SSAE 16 certification for Vendor Portals – There is a new standard in town.
In April 2010, the American Institute of Certified Public Accountants (AICPA) created a new standard for in-depth audits of third-party service organizations. This new certification was called the Statement on Standards of Attestation Engagements Number 16 or SSAE16. It replaced the Statement on Auditing Standards Number 70 or SaS70.
The AICPA felt it necessary to make the changes because the SAS 70 regulation was never designed for certain service organizations that offer colocation, managed dedicated servers or cloud hosting services.
Additionally, SAS 70 did not set any standards for data center excellence; it merely verifies that the controls and processes set in place by a data center are followed. Additionally, no certification exists for SAS 70, only an auditing process. The problem arose that the data center service industry required some certification of excellence.
The two chief alterations in SSAE 16 is that The SSAE 16 standard not only verifies controls and processes but also requires a written assertion regarding the design and operating effectiveness of the controls being reviewed.
The SSAE 16 audit will result in a Service Organization Control (SOC) report. The SOC report focuses on internal controls over financial reporting and has some different variations that are important for all of us to understand. There is a great breakdown of the three different types of SOC reporting on the Online Tech website.
A SOC 1, Type 1 report focuses on the auditors’ opinion of the accuracy and completeness of the data center management’s design of controls, system and/or service. A SOC 1, Type 2 report includes Type 1 and an audit on the effectiveness of controls over a certain time period, normally between six months and a year.
SOC 2 and SOC 3 provide pre-defined, standard benchmarks for controls related to the security, availability, processing integrity, confidentiality, or privacy of a system and its information.
A SOC 3 report is for general use, and provides a level of certification for data center operators that assure data center users of facility security, high availability and process integrity. While a SOC 2 report includes service auditor testing and results, a SOC 3 report provides only the system description and auditor opinion.
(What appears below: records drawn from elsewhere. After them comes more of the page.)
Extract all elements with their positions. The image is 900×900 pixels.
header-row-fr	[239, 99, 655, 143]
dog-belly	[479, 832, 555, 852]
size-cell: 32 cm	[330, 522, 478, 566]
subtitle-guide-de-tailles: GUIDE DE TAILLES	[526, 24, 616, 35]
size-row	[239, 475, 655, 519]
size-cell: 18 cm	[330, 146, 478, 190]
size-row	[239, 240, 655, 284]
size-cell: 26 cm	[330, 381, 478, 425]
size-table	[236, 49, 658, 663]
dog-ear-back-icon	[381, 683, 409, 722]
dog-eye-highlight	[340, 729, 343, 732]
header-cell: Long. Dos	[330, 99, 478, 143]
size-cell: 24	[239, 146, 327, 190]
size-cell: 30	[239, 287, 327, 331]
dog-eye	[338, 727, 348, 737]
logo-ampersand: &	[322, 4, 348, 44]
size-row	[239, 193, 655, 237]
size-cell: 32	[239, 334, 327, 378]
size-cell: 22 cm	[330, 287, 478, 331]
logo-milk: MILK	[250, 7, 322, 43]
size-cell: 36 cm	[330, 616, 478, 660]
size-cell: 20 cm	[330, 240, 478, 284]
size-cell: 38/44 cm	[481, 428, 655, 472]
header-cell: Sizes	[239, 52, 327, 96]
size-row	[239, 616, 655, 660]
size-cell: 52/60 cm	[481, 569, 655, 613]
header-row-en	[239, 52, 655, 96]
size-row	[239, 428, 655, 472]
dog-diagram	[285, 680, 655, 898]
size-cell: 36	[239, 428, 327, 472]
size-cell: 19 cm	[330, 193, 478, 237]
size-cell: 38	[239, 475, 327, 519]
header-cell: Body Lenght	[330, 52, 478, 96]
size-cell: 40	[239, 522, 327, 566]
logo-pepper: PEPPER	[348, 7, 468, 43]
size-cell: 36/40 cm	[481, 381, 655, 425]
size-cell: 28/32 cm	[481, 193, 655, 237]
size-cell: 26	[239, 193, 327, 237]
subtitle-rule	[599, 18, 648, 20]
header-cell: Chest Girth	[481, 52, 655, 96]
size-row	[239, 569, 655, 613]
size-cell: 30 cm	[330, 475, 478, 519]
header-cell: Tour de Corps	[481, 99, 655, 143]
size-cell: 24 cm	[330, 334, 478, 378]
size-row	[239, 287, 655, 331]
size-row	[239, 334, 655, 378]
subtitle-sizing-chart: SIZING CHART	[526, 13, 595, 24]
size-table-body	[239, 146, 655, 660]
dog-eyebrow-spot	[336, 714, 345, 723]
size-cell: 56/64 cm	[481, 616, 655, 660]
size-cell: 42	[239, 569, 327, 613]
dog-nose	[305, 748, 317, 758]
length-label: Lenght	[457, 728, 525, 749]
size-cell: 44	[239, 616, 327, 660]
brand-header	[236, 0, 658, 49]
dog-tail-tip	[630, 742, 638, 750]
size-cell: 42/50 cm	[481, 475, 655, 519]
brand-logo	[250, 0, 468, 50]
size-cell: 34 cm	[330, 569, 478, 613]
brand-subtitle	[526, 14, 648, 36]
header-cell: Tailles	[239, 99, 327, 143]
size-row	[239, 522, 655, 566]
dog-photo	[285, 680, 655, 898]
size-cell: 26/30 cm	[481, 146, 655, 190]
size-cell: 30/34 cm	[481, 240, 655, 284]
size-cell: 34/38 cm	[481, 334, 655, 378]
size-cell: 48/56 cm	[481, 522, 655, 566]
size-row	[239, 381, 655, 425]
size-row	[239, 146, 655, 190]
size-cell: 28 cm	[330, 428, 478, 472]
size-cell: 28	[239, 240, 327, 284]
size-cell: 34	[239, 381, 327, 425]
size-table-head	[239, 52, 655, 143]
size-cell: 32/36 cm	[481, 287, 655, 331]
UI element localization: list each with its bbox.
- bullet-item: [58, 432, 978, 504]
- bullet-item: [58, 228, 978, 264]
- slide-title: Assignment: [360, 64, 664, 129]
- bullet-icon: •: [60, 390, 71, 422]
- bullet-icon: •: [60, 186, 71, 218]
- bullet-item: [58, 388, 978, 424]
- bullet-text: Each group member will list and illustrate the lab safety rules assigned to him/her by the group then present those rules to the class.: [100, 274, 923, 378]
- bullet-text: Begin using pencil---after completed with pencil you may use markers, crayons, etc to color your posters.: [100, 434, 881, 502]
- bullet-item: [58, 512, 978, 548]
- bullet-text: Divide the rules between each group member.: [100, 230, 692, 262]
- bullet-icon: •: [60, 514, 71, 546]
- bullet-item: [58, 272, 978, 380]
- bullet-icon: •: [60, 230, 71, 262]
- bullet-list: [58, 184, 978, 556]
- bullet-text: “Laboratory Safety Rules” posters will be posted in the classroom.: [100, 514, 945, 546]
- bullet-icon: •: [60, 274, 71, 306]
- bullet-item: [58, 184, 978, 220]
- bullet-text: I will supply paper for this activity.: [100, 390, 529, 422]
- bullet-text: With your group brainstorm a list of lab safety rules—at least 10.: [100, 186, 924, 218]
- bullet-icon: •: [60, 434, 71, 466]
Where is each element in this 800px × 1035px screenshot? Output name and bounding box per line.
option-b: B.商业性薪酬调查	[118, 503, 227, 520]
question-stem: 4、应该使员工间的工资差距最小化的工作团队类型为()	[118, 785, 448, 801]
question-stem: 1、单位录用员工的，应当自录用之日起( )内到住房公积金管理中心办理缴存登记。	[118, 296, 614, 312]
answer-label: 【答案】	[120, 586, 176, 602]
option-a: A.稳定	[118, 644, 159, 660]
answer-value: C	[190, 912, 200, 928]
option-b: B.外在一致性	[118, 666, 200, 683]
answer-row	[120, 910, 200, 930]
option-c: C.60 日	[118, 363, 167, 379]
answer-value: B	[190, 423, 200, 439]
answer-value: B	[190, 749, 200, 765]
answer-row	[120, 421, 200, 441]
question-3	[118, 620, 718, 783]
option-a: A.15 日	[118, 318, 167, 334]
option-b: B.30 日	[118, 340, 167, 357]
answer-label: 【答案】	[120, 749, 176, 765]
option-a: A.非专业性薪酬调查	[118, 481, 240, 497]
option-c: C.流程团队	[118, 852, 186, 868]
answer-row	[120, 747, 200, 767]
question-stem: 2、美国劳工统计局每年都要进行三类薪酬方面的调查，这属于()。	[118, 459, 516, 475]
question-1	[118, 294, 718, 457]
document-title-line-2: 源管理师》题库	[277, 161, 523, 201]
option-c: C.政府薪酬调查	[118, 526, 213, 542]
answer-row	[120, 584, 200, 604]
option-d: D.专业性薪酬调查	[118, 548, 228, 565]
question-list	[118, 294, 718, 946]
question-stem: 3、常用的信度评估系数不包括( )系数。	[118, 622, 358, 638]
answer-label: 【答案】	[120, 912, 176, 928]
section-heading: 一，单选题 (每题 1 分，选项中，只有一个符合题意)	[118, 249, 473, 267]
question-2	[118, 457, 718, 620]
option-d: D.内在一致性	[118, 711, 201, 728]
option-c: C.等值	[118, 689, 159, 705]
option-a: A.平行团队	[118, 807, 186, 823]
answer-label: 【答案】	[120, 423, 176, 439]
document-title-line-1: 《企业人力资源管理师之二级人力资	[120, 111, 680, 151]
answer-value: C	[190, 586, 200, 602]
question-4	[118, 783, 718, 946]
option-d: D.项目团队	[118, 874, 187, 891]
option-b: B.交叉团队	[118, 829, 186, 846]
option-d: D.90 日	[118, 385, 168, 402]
SSAE 16 Certification Elements for SaaS Based Vendor Portals
Each SOC engagement requires the use of an appropriate strategy to evaluate the theme. Suitable criteria must have the following attributes.
Criteria should be free from any forms of bias.
Controls should allow reasonably consistent measurements of subject matter, which is both qualitative and quantitative.
The criteria must be sufficiently complete to include all applicable factors that would modify a decision about the subject matter.
All of the criteria must be critical and pertinent to the subject matter
In my experience, the SSAE 16 certification is a much more difficult standard as it forces the auditors to evaluate the ongoing commitment of management to continually evaluate and improve their controls. A healthy organization needs to be actively asking the question of how they can improve their controls and they need to document their efforts.
When considering a provider for your Vendor Portal you must insist on that provider having a current SSAE 16, SOC 1, Type 2 certification. It is very important that you accept nothing less.